気象神社物語(13)
陸軍気象部とは!
陸軍気象部正面玄関 この写真を見る
陸軍の気象が初めて生まれたのは昭和10年で、その後、航空勢力の進展、戦局の拡大で大組織を構築するように至ったが、敗戦と共にわずか10年で歴史を閉じた。
支那事変に始まって大東亜戦争に終わった動乱期に地上及び航空諸作戦の支援部隊として、陸軍の気象隊があった。それはおおむね地味な後方部隊として認識されていたようですが、陸軍気象部を頂点に大東亜全域に配置された10指に及ぶ野戦気象隊を含め、膨大な組織を形成していた。

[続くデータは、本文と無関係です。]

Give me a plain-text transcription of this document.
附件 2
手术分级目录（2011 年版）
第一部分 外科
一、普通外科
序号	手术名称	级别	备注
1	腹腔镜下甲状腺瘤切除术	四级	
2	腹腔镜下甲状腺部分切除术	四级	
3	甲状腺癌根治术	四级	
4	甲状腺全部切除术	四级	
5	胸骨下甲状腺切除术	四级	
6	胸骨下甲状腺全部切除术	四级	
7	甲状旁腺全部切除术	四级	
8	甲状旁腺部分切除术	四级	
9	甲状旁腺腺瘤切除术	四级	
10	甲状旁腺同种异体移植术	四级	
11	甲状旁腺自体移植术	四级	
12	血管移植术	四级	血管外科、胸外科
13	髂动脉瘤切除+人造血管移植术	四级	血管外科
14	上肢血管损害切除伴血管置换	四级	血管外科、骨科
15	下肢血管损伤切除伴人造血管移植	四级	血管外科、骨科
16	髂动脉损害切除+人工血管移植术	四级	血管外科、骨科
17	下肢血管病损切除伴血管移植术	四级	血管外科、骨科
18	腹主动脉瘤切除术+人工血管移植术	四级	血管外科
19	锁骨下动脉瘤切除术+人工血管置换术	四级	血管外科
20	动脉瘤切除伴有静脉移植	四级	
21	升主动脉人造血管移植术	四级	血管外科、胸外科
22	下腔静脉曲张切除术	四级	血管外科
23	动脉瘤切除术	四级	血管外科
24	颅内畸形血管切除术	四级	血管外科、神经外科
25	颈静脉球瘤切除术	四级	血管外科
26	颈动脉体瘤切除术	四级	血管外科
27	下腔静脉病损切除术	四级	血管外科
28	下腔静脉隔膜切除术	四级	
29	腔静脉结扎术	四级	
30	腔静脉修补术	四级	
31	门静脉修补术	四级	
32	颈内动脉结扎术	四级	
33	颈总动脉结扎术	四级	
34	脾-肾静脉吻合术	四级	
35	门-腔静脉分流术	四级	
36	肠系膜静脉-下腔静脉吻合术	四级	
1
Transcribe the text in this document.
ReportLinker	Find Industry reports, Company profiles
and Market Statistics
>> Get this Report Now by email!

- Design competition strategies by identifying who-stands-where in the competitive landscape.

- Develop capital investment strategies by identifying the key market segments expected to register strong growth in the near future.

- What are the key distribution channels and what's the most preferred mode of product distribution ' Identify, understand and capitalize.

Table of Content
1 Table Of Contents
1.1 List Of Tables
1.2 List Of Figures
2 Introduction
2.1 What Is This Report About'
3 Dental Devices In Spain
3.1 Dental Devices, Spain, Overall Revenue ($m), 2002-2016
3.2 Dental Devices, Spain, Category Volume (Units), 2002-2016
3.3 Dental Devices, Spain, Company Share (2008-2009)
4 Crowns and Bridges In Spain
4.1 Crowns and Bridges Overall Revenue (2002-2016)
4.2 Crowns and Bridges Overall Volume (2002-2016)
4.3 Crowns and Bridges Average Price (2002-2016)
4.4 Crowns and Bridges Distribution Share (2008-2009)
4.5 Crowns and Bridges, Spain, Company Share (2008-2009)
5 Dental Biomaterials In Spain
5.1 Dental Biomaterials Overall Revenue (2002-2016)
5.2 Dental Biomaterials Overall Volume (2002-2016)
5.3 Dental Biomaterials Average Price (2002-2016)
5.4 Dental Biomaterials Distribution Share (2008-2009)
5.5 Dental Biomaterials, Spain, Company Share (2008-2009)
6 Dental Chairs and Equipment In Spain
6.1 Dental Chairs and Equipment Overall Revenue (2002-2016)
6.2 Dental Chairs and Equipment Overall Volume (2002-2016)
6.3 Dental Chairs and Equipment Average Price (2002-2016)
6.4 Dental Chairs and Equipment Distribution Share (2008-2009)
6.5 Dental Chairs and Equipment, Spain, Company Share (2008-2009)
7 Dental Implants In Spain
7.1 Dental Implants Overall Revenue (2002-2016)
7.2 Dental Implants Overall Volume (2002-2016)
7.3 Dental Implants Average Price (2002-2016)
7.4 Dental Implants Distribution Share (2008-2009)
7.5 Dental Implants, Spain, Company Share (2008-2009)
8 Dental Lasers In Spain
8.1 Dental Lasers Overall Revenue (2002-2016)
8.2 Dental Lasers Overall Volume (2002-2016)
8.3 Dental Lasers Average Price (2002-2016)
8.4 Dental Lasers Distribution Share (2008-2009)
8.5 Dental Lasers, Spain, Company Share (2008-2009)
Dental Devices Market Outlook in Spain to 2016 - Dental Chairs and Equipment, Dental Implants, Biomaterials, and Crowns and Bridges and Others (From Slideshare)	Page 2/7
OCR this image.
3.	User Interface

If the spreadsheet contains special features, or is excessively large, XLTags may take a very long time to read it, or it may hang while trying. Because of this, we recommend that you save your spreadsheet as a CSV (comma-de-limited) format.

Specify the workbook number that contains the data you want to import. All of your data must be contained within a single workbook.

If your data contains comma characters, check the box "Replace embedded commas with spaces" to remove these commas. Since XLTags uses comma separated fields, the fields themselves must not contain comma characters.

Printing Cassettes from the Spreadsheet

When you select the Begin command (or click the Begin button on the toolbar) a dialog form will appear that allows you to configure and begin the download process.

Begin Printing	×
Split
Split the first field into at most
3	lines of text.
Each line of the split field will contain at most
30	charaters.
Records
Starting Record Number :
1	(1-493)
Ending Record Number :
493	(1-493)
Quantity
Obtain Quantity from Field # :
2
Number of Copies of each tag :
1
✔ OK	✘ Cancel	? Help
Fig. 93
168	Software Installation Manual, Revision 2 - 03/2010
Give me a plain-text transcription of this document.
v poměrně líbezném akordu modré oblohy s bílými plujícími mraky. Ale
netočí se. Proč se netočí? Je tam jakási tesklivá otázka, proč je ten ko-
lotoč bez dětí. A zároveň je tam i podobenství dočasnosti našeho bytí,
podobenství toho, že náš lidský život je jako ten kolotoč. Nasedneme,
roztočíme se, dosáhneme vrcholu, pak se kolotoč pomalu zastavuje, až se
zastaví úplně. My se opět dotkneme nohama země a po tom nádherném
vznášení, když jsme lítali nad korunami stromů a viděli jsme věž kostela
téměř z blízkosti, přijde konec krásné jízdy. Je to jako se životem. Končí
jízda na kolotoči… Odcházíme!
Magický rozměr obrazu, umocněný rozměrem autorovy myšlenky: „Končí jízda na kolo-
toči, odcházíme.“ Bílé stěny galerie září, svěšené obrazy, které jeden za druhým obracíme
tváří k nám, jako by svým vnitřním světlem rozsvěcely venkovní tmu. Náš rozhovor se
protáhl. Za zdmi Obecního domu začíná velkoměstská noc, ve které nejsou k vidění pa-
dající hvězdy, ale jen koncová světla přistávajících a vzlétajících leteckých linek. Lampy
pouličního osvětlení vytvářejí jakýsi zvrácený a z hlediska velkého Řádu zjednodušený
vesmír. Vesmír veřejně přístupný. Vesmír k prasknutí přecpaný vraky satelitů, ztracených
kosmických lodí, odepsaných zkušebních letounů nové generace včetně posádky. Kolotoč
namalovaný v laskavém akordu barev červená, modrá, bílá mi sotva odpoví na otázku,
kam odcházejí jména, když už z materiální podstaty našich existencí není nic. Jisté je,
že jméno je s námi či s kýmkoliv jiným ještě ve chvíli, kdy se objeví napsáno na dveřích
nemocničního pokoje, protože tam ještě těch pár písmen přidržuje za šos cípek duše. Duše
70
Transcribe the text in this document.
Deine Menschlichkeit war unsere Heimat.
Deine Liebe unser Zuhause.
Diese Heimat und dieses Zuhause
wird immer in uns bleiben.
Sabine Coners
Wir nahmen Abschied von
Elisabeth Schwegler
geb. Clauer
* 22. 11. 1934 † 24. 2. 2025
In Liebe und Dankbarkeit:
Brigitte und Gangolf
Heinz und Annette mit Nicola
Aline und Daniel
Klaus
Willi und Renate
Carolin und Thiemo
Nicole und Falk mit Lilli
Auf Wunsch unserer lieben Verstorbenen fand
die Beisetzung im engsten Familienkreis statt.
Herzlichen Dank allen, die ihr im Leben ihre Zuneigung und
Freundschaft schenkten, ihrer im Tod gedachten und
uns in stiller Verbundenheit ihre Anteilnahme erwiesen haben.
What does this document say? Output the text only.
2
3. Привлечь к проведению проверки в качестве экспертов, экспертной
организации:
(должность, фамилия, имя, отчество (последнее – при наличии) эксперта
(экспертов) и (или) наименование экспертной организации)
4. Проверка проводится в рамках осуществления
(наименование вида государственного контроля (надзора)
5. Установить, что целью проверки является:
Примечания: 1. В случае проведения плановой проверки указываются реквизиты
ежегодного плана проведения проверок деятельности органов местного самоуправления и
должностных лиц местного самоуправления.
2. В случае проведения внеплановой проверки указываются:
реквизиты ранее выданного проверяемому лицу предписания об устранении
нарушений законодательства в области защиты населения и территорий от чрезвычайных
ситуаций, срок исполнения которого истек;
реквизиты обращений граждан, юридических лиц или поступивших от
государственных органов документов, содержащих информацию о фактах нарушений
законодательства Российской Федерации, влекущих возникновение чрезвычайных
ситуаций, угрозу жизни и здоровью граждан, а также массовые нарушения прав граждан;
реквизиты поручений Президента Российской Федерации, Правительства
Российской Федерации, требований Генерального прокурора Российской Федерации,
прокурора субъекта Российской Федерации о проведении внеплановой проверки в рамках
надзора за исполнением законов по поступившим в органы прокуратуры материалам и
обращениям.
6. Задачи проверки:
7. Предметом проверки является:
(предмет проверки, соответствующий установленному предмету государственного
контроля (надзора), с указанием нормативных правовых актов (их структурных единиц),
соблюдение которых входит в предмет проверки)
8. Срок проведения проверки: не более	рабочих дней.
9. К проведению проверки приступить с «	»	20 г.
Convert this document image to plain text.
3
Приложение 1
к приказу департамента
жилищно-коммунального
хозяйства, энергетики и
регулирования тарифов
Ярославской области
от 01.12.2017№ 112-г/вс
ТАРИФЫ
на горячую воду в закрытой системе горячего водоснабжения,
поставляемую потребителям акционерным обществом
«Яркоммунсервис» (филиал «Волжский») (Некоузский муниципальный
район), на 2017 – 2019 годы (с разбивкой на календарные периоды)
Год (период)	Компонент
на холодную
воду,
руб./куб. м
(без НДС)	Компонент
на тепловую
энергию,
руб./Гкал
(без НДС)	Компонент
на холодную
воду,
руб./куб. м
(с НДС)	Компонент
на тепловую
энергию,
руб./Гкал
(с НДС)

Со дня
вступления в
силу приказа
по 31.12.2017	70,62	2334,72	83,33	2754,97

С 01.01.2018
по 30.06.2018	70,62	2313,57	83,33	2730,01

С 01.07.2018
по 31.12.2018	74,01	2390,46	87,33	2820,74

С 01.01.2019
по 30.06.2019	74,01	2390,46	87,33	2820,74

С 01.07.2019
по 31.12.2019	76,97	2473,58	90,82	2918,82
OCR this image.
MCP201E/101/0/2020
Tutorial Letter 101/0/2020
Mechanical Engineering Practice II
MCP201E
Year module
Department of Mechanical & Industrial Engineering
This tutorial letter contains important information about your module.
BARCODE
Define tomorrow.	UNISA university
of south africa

作戦地の最前線の測候班は常に地上の敵とにらみ合い、あるいは敵の空襲の危険にさらされて任務遂行につき進んだと、田中耕二元大本営航空参謀(元航空自衛隊幕僚副長)が「陸軍気象史」の序文で述べられている。
この陸軍気象部は戦局の重大化に伴い航空部隊の気象の認識、利用については間然する余地の多かったことは戦訓として注目された。
気象が作戦に重大な影響があり、時としてはその勝負を左右するものであることは古来からよく知られている。武田軍と上杉軍の川中島合戦において、朝霧の奇襲攻撃は気象を利用した戦例としてよく挙げられる。
大東亞戦争でも、ソ連参戦に遭遇した気象隊の役目は測候所からキー局に入るモールスと同じような暗号の気象通報傍受による解読と天気図を作るまでの作業を行った。
ビルマでは雨季明けの晴れた日を待って、航空作戦は気象隊の気象判断により、140機の大編成により、完全に晴れ上がったところを奇襲し、敵機の炎上撃破を38機の大戦果を収めたなど、さまざま作戦を行うための予報を行った。
なお、中川勇氏は終始陸軍気象関係に携わったので、陸軍気象組織の全容が過去の闇に没し去るのを惜しみ、また、多くの戦没気象関係軍人軍属のための鎮魂の念もだし難く、「陸軍気象史」を刊行した。この中には貴重な関係資料を収集しまとめられている。